Passing a sea of green stuff—it was way too neatly trimmed and uniform to be grass—the limo approached a Georgian façade: red brick, white-pillared portico, ivy, dormers. I had to remind myself I wasn't dropping in on a bank president, but a running back named Sprunty who probably favored wild pool parties awash in cheerleaders and controlled substances. I could only imagine the fuss his neighbors had made when he'd signed the deed to this mansion. But that was their problem. Not mine.

The limo rolled to a stop and the driver killed the engine. This wasn't like calling a town car in New York. Here, a limo would wait, no matter how long. And instead of some surly Balkan malcontent sharing his highly original views on impromptu capital punishment to the accompaniment of a radio blaring balalaika disco, my driver hadn't said a word the whole trip. If he was Bosnian or Croatian, I had no idea. He could have been Hutu or Tutsi. I didn't notice.

My briefcase and I stepped out of the limo, and from the portico's vantage I surveyed the sea of green. Fireflies looped and blinked their way through the vapor looking for their mates. Toads chirped. Crickets cheeped. As somnolent a June evening as ever there was.

I turned to the door, which was about six feet wide. When Sprunty had said on the phone that he'd leave the door open, I'd thought he meant unlocked. But it was open open.

“Mr. Fulmore?” My voice bounced up and around the soaring entryway like a SuperBall. An Escheresque staircase stood directly ahead, so long it should have been an escalator. “Hello?”

No butler or housekeeper in evidence. I stepped into the foyer. “Hello?”

On my right was a living room, all in white, with lots of plants and nothing on the walls. To my left was an open door that led to an oak-paneled library, the kind you'd think more appropriate for
Masterpiece Theater
than Fulmore. Ahead, to the right of the stairs, was a white door held partially open by a black bear's paw.

Bear's paw? The right front paw, to be exact.
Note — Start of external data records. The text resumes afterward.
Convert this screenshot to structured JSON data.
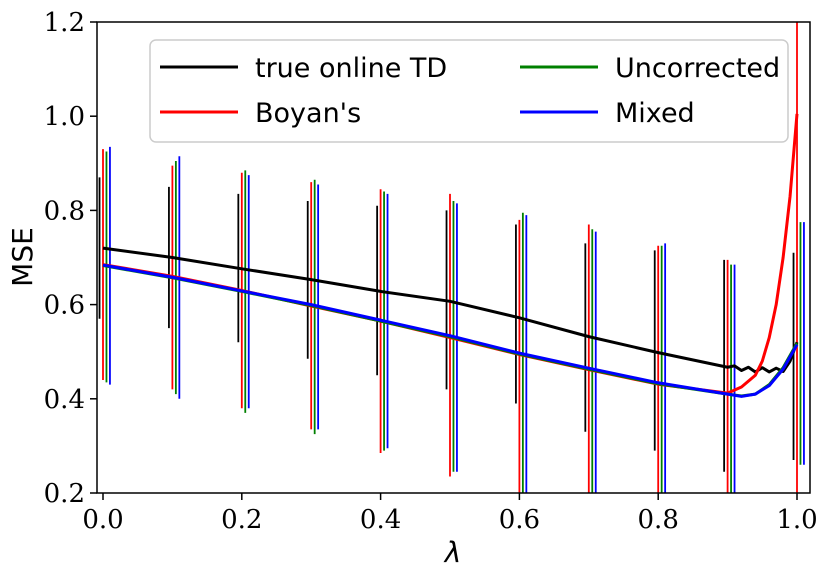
{
  "chart_data": {
    "type": "line",
    "xlabel": "λ",
    "ylabel": "MSE",
    "xlim": [
      -0.01,
      1.01
    ],
    "ylim": [
      0.2,
      1.2
    ],
    "xticks": [
      "0.0",
      "0.2",
      "0.4",
      "0.6",
      "0.8",
      "1.0"
    ],
    "yticks": [
      "0.2",
      "0.4",
      "0.6",
      "0.8",
      "1.0",
      "1.2"
    ],
    "legend_position": "top-center",
    "series": [
      {
        "name": "true online TD",
        "color": "#000000",
        "x": [
          0.0,
          0.1,
          0.2,
          0.3,
          0.4,
          0.5,
          0.6,
          0.7,
          0.8,
          0.9,
          0.91,
          0.92,
          0.93,
          0.94,
          0.95,
          0.96,
          0.97,
          0.98,
          0.99,
          1.0
        ],
        "y": [
          0.72,
          0.7,
          0.676,
          0.653,
          0.628,
          0.607,
          0.572,
          0.532,
          0.498,
          0.467,
          0.47,
          0.46,
          0.467,
          0.457,
          0.466,
          0.457,
          0.465,
          0.458,
          0.48,
          0.52
        ],
        "err_x": [
          -0.005,
          0.095,
          0.195,
          0.295,
          0.395,
          0.495,
          0.595,
          0.695,
          0.795,
          0.895,
          0.995
        ],
        "err_low": [
          0.57,
          0.55,
          0.52,
          0.485,
          0.45,
          0.42,
          0.39,
          0.33,
          0.29,
          0.245,
          0.27
        ],
        "err_high": [
          0.87,
          0.85,
          0.835,
          0.82,
          0.81,
          0.8,
          0.77,
          0.73,
          0.715,
          0.695,
          0.71
        ]
      },
      {
        "name": "Boyan's",
        "color": "#ff0000",
        "x": [
          0.0,
          0.1,
          0.2,
          0.3,
          0.4,
          0.5,
          0.6,
          0.7,
          0.8,
          0.9,
          0.92,
          0.94,
          0.95,
          0.96,
          0.97,
          0.98,
          0.99,
          1.0
        ],
        "y": [
          0.685,
          0.66,
          0.63,
          0.597,
          0.565,
          0.53,
          0.494,
          0.462,
          0.431,
          0.412,
          0.425,
          0.45,
          0.48,
          0.53,
          0.6,
          0.7,
          0.83,
          1.005
        ],
        "err_x": [
          0.0,
          0.1,
          0.2,
          0.3,
          0.4,
          0.5,
          0.6,
          0.7,
          0.8,
          0.9,
          1.0
        ],
        "err_low": [
          0.44,
          0.42,
          0.38,
          0.335,
          0.285,
          0.235,
          0.2,
          0.2,
          0.2,
          0.2,
          0.2
        ],
        "err_high": [
          0.93,
          0.895,
          0.88,
          0.86,
          0.845,
          0.835,
          0.78,
          0.77,
          0.725,
          0.695,
          1.2
        ]
      },
      {
        "name": "Uncorrected",
        "color": "#008000",
        "x": [
          0.0,
          0.1,
          0.2,
          0.3,
          0.4,
          0.5,
          0.6,
          0.7,
          0.8,
          0.9,
          0.92,
          0.94,
          0.96,
          0.98,
          1.0
        ],
        "y": [
          0.683,
          0.657,
          0.628,
          0.598,
          0.565,
          0.532,
          0.495,
          0.463,
          0.432,
          0.41,
          0.406,
          0.41,
          0.43,
          0.466,
          0.518
        ],
        "err_x": [
          0.005,
          0.105,
          0.205,
          0.305,
          0.405,
          0.505,
          0.605,
          0.705,
          0.805,
          0.905,
          1.005
        ],
        "err_low": [
          0.435,
          0.41,
          0.37,
          0.325,
          0.29,
          0.245,
          0.2,
          0.2,
          0.2,
          0.2,
          0.26
        ],
        "err_high": [
          0.925,
          0.905,
          0.885,
          0.865,
          0.84,
          0.82,
          0.795,
          0.76,
          0.725,
          0.685,
          0.775
        ]
      },
      {
        "name": "Mixed",
        "color": "#0000ff",
        "x": [
          0.0,
          0.1,
          0.2,
          0.3,
          0.4,
          0.5,
          0.6,
          0.7,
          0.8,
          0.9,
          0.92,
          0.94,
          0.96,
          0.98,
          1.0
        ],
        "y": [
          0.684,
          0.658,
          0.629,
          0.6,
          0.567,
          0.534,
          0.497,
          0.465,
          0.434,
          0.41,
          0.405,
          0.41,
          0.428,
          0.463,
          0.515
        ],
        "err_x": [
          0.01,
          0.11,
          0.21,
          0.31,
          0.41,
          0.51,
          0.61,
          0.71,
          0.81,
          0.91,
          1.01
        ],
        "err_low": [
          0.43,
          0.4,
          0.38,
          0.335,
          0.295,
          0.245,
          0.2,
          0.2,
          0.2,
          0.2,
          0.26
        ],
        "err_high": [
          0.935,
          0.915,
          0.875,
          0.855,
          0.835,
          0.815,
          0.79,
          0.755,
          0.73,
          0.685,
          0.775
        ]
      }
    ]
  }
}
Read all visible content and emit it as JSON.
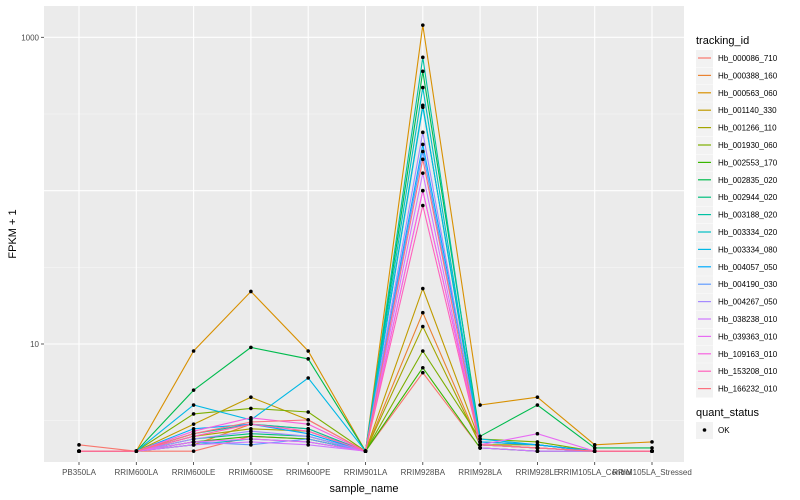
{
  "chart_data": {
    "type": "line",
    "title": "",
    "xlabel": "sample_name",
    "ylabel": "FPKM + 1",
    "y_scale": "log10",
    "ylim": [
      1.7,
      1600
    ],
    "grid": true,
    "legend_position": "right",
    "y_ticks": [
      10,
      1000
    ],
    "categories": [
      "PB350LA",
      "RRIM600LA",
      "RRIM600LE",
      "RRIM600SE",
      "RRIM600PE",
      "RRIM901LA",
      "RRIM928BA",
      "RRIM928LA",
      "RRIM928LE",
      "RRIM105LA_Control",
      "RRIM105LA_Stressed"
    ],
    "color_legend_title": "tracking_id",
    "shape_legend_title": "quant_status",
    "shape_legend_items": [
      "OK"
    ],
    "series": [
      {
        "name": "Hb_000086_710",
        "color": "#F8766D",
        "values": [
          2.2,
          2.0,
          2.0,
          2.5,
          2.4,
          2.0,
          6.5,
          2.1,
          2.0,
          2.0,
          2.0
        ]
      },
      {
        "name": "Hb_000388_160",
        "color": "#EA8331",
        "values": [
          2.0,
          2.0,
          2.2,
          3.0,
          2.8,
          2.0,
          16.0,
          2.2,
          2.1,
          2.0,
          2.0
        ]
      },
      {
        "name": "Hb_000563_060",
        "color": "#D89000",
        "values": [
          2.0,
          2.0,
          9.0,
          22.0,
          9.0,
          2.0,
          1200.0,
          4.0,
          4.5,
          2.2,
          2.3
        ]
      },
      {
        "name": "Hb_001140_330",
        "color": "#C09B00",
        "values": [
          2.0,
          2.0,
          3.0,
          4.5,
          3.2,
          2.0,
          23.0,
          2.3,
          2.2,
          2.0,
          2.0
        ]
      },
      {
        "name": "Hb_001266_110",
        "color": "#A3A500",
        "values": [
          2.0,
          2.0,
          2.5,
          2.8,
          2.7,
          2.0,
          13.0,
          2.2,
          2.2,
          2.0,
          2.0
        ]
      },
      {
        "name": "Hb_001930_060",
        "color": "#7CAE00",
        "values": [
          2.0,
          2.0,
          3.5,
          3.8,
          3.6,
          2.0,
          9.0,
          2.4,
          2.3,
          2.0,
          2.0
        ]
      },
      {
        "name": "Hb_002553_170",
        "color": "#39B600",
        "values": [
          2.0,
          2.0,
          2.3,
          2.5,
          2.4,
          2.0,
          7.0,
          2.1,
          2.0,
          2.0,
          2.0
        ]
      },
      {
        "name": "Hb_002835_020",
        "color": "#00BB4E",
        "values": [
          2.0,
          2.0,
          5.0,
          9.5,
          8.0,
          2.0,
          600.0,
          2.5,
          4.0,
          2.1,
          2.1
        ]
      },
      {
        "name": "Hb_002944_020",
        "color": "#00BF7D",
        "values": [
          2.0,
          2.0,
          2.4,
          2.6,
          2.5,
          2.0,
          360.0,
          2.2,
          2.1,
          2.0,
          2.0
        ]
      },
      {
        "name": "Hb_003188_020",
        "color": "#00C1A3",
        "values": [
          2.0,
          2.0,
          2.6,
          3.0,
          2.8,
          2.0,
          740.0,
          2.3,
          2.2,
          2.0,
          2.0
        ]
      },
      {
        "name": "Hb_003334_020",
        "color": "#00BFC4",
        "values": [
          2.0,
          2.0,
          2.2,
          2.4,
          2.3,
          2.0,
          470.0,
          2.2,
          2.1,
          2.0,
          2.0
        ]
      },
      {
        "name": "Hb_003334_080",
        "color": "#00B8E5",
        "values": [
          2.0,
          2.0,
          4.0,
          3.2,
          6.0,
          2.0,
          350.0,
          2.4,
          2.2,
          2.0,
          2.0
        ]
      },
      {
        "name": "Hb_004057_050",
        "color": "#00ABFD",
        "values": [
          2.0,
          2.0,
          2.8,
          3.0,
          2.6,
          2.0,
          200.0,
          2.3,
          2.2,
          2.0,
          2.0
        ]
      },
      {
        "name": "Hb_004190_030",
        "color": "#619CFF",
        "values": [
          2.0,
          2.0,
          2.3,
          2.2,
          2.4,
          2.0,
          180.0,
          2.1,
          2.0,
          2.0,
          2.0
        ]
      },
      {
        "name": "Hb_004267_050",
        "color": "#A58AFF",
        "values": [
          2.0,
          2.0,
          2.4,
          2.7,
          2.5,
          2.0,
          240.0,
          2.2,
          2.1,
          2.0,
          2.0
        ]
      },
      {
        "name": "Hb_038238_010",
        "color": "#CF78FF",
        "values": [
          2.0,
          2.0,
          2.2,
          2.3,
          2.2,
          2.0,
          130.0,
          2.1,
          2.0,
          2.0,
          2.0
        ]
      },
      {
        "name": "Hb_039363_010",
        "color": "#E76BF3",
        "values": [
          2.0,
          2.0,
          2.3,
          2.4,
          2.3,
          2.0,
          100.0,
          2.2,
          2.6,
          2.0,
          2.0
        ]
      },
      {
        "name": "Hb_109163_010",
        "color": "#F763E0",
        "values": [
          2.0,
          2.0,
          2.7,
          3.3,
          3.0,
          2.0,
          100.0,
          2.2,
          2.1,
          2.0,
          2.0
        ]
      },
      {
        "name": "Hb_153208_010",
        "color": "#FF62BC",
        "values": [
          2.0,
          2.0,
          2.5,
          3.0,
          2.7,
          2.0,
          80.0,
          2.2,
          2.1,
          2.0,
          2.0
        ]
      },
      {
        "name": "Hb_166232_010",
        "color": "#FC717F",
        "values": [
          2.0,
          2.0,
          2.6,
          3.1,
          3.2,
          2.0,
          160.0,
          2.2,
          2.1,
          2.0,
          2.0
        ]
      }
    ]
  }
}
“Mr. Fulmore?” I strode over to the paw, which was lying on the floor. It was nearly the size of a baseball mitt, with claws like golf tees. Had to be from a huge black bear. And old. I instantly recognized that the stuffing was excelsior—a straw-like material made from aspen—wrapped with wire. Taxidermists once “stuffed” animal skins by forming manikins from these materials. That method was replaced in the 1970s by off-the-shelf foam urethane forms that were much lighter and rendered more realistic mounts.

I pulled the door open. It was one of those spring-loaded jobs that swung both ways, and it led into a pantry. Attached to the paw was the bear's forearm, and I picked it up with both hands. By the looks of the stump, it had been hastily cut from its mount. A few feet ahead was a large red puddle. I froze. Then I looked closer.

A woman's slip. And beyond that? A large brassiere, also red. I'm no expert, but I'd guess it was a 38D. Okay, so what man at forty-five doesn't have some knowledge of bra sizes?

I didn't like the looks of this. The trail led to a door on the far side of the pantry. Beyond? The red panties, no doubt. I grimly surmised Sprunty was in rut, and I didn't want to be the one to turn the hose
au deux d'amour.

So the bear arm and I beat a retreat to the living room, where I sat upon a couch that looked like it had never been sat on, neatening up the contents of my briefcase: a calculator, some lined legal pads, twenty-five-cent pens, a date book, some bottled water, and a box of Milk Duds. Not exactly the contents of Donald Trump's attaché, but I'm told he does like the occasional Milk Dud.

Also contained within was a stack of papers Angie had handed me before I left—a dossier of dog breeds. I'd been avoiding reading through it because I wasn't sure I really wanted a dog. But Angie seemed dead set on acquiring a canine to share our digs. We already had Otto, our jack-of-all-trades, and he was like a dog, wasn't he? Better still, I didn't have to chase him down the street with a Baggie on my hand, picking up his warm, moist loafs from the pavement.

On the other hand, I felt a wee bit guilty. Angie and I had opted not to have kids, and if she felt the urge at this late stage for a third party, how could I refuse her a fur-bearin' critter? One that wasn't stuffed, that is.